GIBRALTAR (AFP) – The frigate HMS Westminster docked in Gibraltar on Monday in a naval exercise coinciding with a furious diplomatic row with Spain over sovereignty and fishing rights in the surrounding waters.
The frigate, equipped with a Type 23 weapons system including a magazine torpedo launcher, Harpoon anti-ship missiles, Sea Wolf surface-to-air missiles and helicopter, arrived at the British outpost in the morning.
Though long-planned, the visit by the warship came at a time of high tension, a day after dozens of Spanish fishing boats sailed to waters around the "Rock" to demand Gibraltar remove 70 concrete blocks it has dropped in their fishing grounds.
A cordon of British naval and Gibraltar police patrols blocked about 40 Spanish fishing boats from entering deep into disputed waters in Sunday's protest. No incident was reported beyond an exchange of insults between the two sides.

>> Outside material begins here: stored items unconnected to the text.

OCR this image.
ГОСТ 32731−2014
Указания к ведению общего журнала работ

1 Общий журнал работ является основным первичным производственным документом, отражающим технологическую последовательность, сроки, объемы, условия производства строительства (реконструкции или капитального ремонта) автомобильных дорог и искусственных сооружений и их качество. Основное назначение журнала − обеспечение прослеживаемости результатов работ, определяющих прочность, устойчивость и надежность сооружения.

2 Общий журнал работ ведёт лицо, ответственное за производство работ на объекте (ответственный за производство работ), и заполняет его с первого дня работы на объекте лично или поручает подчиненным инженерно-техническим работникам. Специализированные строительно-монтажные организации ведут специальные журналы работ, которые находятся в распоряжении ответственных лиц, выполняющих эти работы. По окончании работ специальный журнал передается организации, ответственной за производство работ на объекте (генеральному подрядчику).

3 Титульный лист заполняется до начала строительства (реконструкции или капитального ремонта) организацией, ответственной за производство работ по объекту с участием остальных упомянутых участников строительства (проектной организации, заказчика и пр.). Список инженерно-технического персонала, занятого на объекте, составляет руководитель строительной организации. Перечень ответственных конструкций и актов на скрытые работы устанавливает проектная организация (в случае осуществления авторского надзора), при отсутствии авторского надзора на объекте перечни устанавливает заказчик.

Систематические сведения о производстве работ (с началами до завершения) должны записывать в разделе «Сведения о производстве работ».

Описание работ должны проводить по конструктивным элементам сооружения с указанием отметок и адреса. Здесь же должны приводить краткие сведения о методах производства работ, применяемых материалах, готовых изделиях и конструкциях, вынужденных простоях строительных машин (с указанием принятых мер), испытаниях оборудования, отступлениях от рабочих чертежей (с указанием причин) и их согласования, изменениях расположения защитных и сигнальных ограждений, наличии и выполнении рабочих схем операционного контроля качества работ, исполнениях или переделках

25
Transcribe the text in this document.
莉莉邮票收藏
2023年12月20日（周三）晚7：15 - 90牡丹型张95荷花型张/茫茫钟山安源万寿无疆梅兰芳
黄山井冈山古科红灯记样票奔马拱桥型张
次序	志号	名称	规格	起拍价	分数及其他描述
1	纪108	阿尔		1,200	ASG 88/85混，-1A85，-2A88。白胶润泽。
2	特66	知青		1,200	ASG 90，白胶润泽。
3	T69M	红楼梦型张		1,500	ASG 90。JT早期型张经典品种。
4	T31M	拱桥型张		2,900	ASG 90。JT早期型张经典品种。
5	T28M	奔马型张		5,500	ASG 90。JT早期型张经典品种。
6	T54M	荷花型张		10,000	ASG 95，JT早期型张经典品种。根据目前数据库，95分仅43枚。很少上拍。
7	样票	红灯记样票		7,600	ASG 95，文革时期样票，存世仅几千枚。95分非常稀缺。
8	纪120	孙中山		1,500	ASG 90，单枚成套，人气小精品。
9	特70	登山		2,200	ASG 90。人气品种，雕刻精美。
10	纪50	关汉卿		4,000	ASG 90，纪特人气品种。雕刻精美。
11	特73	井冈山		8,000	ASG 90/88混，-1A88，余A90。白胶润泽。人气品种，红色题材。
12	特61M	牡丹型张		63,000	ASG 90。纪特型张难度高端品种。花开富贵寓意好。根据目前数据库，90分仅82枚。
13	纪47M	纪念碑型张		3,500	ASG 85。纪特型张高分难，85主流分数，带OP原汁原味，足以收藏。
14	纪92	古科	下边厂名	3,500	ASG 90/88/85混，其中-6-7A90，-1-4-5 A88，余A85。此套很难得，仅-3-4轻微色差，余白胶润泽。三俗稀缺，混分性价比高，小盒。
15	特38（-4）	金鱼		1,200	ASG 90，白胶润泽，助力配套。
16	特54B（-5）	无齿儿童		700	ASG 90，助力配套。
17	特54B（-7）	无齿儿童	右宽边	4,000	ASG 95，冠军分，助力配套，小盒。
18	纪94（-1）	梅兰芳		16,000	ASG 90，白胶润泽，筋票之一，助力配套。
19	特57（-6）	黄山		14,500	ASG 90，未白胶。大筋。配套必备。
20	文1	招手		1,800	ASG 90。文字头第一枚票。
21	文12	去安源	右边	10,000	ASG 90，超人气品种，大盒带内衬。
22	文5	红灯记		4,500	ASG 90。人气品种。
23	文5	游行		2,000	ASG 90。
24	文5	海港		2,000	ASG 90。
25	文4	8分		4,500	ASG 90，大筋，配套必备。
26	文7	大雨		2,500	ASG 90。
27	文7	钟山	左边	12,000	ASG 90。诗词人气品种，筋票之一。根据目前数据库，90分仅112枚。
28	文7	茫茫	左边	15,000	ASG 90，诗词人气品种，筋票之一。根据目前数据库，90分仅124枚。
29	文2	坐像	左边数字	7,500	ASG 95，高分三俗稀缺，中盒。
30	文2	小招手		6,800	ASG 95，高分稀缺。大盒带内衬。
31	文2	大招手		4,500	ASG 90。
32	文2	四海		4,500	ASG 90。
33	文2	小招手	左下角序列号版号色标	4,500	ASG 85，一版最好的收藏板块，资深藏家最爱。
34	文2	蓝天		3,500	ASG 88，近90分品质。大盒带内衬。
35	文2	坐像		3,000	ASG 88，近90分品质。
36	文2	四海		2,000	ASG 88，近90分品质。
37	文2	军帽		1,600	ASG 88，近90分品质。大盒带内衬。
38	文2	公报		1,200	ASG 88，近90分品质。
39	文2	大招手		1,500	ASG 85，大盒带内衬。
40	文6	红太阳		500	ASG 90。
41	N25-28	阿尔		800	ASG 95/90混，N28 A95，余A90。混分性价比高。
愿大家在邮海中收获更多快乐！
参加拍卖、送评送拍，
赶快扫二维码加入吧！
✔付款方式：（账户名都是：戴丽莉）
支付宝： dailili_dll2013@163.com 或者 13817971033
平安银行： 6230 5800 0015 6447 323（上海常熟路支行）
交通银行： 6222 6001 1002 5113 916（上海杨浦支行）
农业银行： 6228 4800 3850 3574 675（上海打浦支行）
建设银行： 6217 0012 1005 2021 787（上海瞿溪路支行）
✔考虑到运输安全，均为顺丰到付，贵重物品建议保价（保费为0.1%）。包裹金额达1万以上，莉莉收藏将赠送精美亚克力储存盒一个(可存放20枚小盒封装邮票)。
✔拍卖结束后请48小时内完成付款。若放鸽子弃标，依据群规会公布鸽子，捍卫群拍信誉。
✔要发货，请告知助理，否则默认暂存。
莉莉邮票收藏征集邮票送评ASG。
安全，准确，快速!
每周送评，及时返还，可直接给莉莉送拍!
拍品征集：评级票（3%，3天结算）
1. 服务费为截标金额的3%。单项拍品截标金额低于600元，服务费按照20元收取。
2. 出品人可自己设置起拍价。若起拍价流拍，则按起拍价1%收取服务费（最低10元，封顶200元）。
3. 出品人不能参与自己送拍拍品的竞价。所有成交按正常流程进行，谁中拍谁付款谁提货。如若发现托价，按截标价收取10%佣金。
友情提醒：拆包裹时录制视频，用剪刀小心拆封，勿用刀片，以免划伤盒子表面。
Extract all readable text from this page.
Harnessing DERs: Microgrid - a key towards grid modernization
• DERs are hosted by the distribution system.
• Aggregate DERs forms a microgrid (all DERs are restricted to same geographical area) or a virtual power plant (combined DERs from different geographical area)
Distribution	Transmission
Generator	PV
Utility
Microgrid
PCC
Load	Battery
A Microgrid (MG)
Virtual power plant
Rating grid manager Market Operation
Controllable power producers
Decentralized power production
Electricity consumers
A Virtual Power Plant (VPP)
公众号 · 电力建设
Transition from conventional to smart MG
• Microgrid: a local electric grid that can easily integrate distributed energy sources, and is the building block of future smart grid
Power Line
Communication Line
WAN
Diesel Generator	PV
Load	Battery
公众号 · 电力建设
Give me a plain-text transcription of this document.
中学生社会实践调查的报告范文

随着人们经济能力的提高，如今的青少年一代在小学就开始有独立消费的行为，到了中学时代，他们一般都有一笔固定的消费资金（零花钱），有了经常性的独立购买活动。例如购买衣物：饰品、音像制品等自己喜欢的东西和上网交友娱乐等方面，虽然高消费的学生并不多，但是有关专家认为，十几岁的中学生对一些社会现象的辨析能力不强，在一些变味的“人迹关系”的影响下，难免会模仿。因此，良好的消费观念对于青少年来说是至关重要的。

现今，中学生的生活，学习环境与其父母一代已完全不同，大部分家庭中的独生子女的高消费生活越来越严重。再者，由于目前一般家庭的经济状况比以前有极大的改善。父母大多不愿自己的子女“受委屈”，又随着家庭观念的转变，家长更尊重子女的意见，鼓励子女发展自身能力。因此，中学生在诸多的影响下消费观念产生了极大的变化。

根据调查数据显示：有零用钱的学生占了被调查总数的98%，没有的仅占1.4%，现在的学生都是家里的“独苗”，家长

The Gibraltar government says the concrete reef will regenerate marine life and argues that the Spanish raked for shellfish there illegally. The Spaniards say they have been cut off from rich fishing grounds, hurting their livelihoods.
Spain has since imposed intense customs checks at the border to Gibraltar, leading to daily hours-long queues of cars.
Prime Minister David Cameron described the border checks as "politically motivated" and has pressed the European Union to send observers to the border as soon as possible.
It is the latest in a string of diplomatic rows over the self-governing British overseas territory, which measures just 6.8 square kilometres (2.6 square miles) and is home to about 30,000 people.
Both Britain and Spain say the naval visits are unrelated to their differences over Gibraltar.
With Madrid's prior agreement, British helicopter and commando carrier HMS Illustrious on Sunday stopped at a Spanish naval base in Rota in southern Spain for a technical stop of several hours before leading naval exercises in the Mediterranean.
The HMS Westminster, which was accompanied by two smaller support vessels also docking in Gibraltar, is also taking part in the naval exercise, codenamed Cougar '13, which was planned long before the latest row broke out.
The British ships will visit several ports, carrying out an exercise with the Albanian armed forces before heading through the Red Sea, Indian Ocean and the Gulf for exercises with other British allies.
Spain ceded Gibraltar to Britain in perpetuity in 1713 but has long argued that it should be returned to Spanish sovereignty. London says it will not do so against the wishes of Gibraltarians, who are staunchly pro-British.